Learning to Love Hill Strides

Hill sprints. You love them or hate them. In college, the mere mention would trigger bile in the back of my mouth. But now, as a coach and athlete, I’ve learned that explosive hill strides are pure performance boosting magic.

Here’s why you should incorporate hill strides into your training and how to do them right.

Strength and Injury Prevention

Athletes spend hours in the gym sculpting their booties, both for aesthetics or performance. They’d get faster results if they spent time on inclines. Short, explosive hill sprints are the OG squat and the best form of strength training for runners.

Running up a hill increases resistance and running strength. The explosive reaction caused by lifting of the hips, glutes and quads uses the same principle mechanics behind deadlifts or squats.

And even better, hill sprints help ward off injury. The hill shortens the distance your foot has to fall or land before it hits the ground, decreasing the impact your body has to absorb. Moreover, hills help strengthen injury-prone muscles, ligaments and tendons.

Neuromuscular Development

Our brains communicate with our muscles through the neuromuscular system. Boosting neuromuscular fitness allows your body to send faster signals to the muscles and, more importantly, allows your body to activate a greater percentage your muscles and fire them more forcefully. Hill strides help train that brain-body connection, making you more efficient and powerful at the same effort.

Cardiovascular Adaptations

Hill strides get your heart pumping. Hill work raises stroke volume, the amount of blood that can be pumped from the heart in one stroke, which means blood gets to working muscles more efficiently and helps you run faster.

How to do Them

1. Ideally, you would start the hill strides with about a mile to go in your run so you have a recovery jog home to loosen up afterwards. But we don’t all have a hill within a mile of our finishing spot. It’s fine if the hill sprints come in the middle or the end of your run, that is fine.

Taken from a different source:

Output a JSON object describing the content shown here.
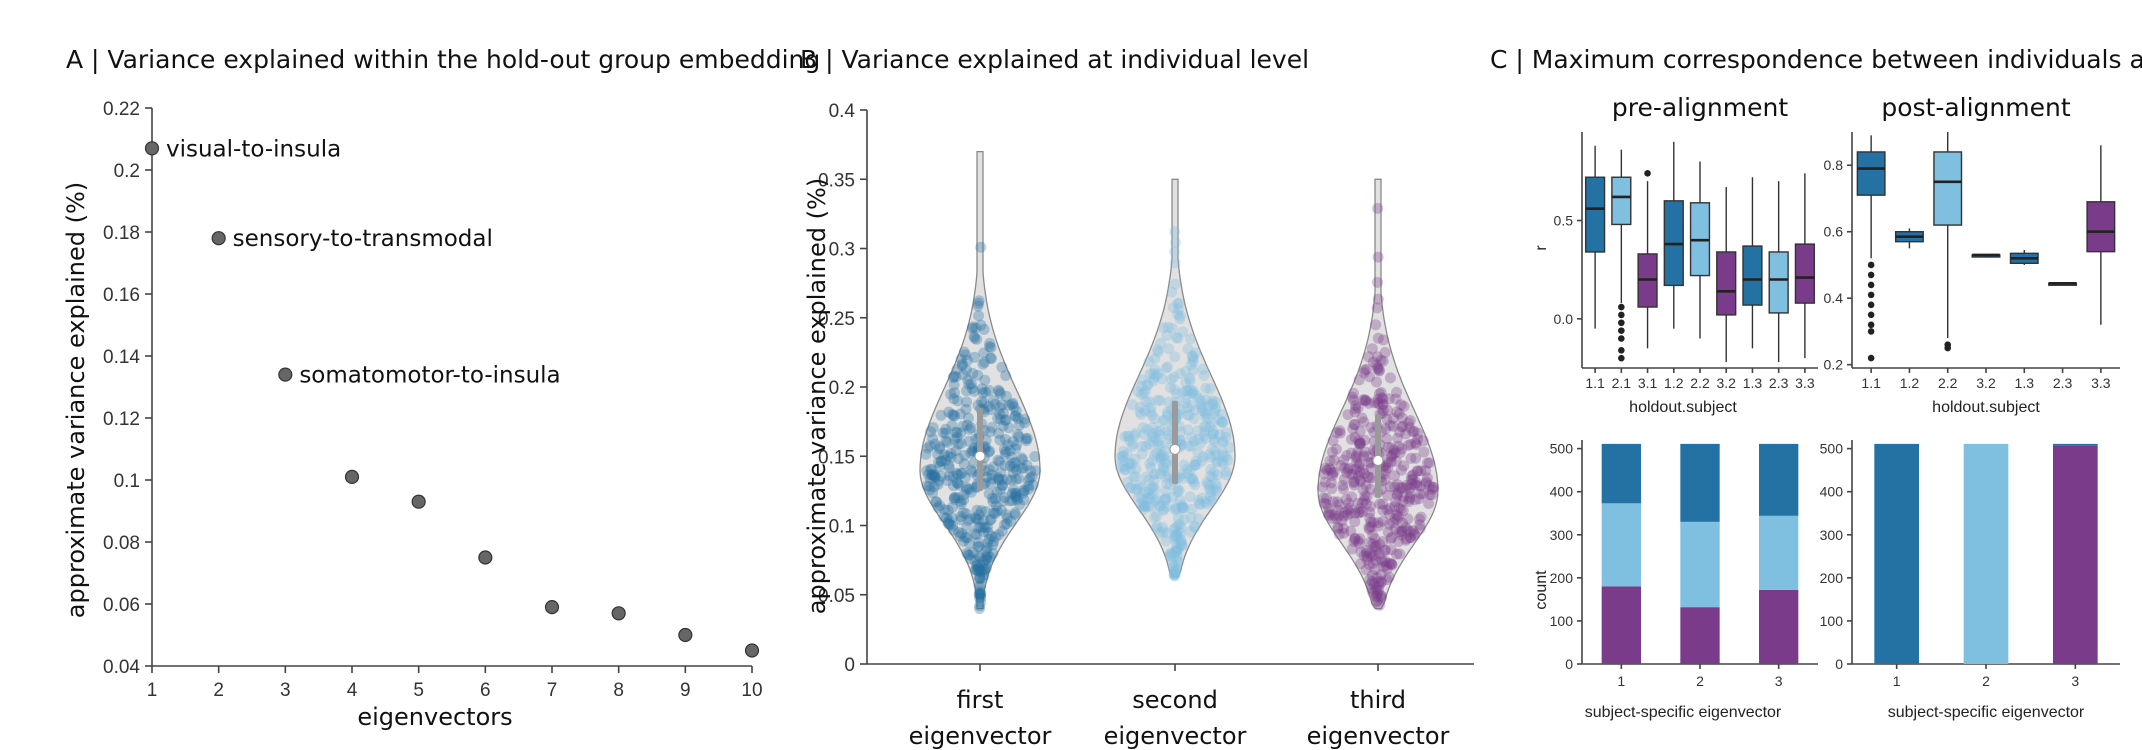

Just make sure you’re adequately warmed up before you start.

2. Choose a hill that is between and 5-10% grade. It should be steep enough for you to get huffing, but not much more.

3. Focus on proper form during hill strides. Aim to run strong and tall through the hips. Remember that it’s a stride, not a sprint. You shouldn’t be running all-out but at an 80-90% effort. Don’t worry about pace. Focus on keeping up a smooth stride with quick turnover and powerful steps. Let yourself recover fully before the next stride by walking or jogging back down the hill. Strides should last between 15 and 30 seconds and unless you are doing focused workout followed by a recovery run the following day, do no more than six at a time.

4. Be patient. Slow progression is the best way to reap benefits while avoiding injury. Limiting yourself to two hill repeats may seem silly, but it’s vital to allow the body time to adapt. Starting with two or three repeats for the first few weeks allows the body to adjust to the new stimulus and remain injury free.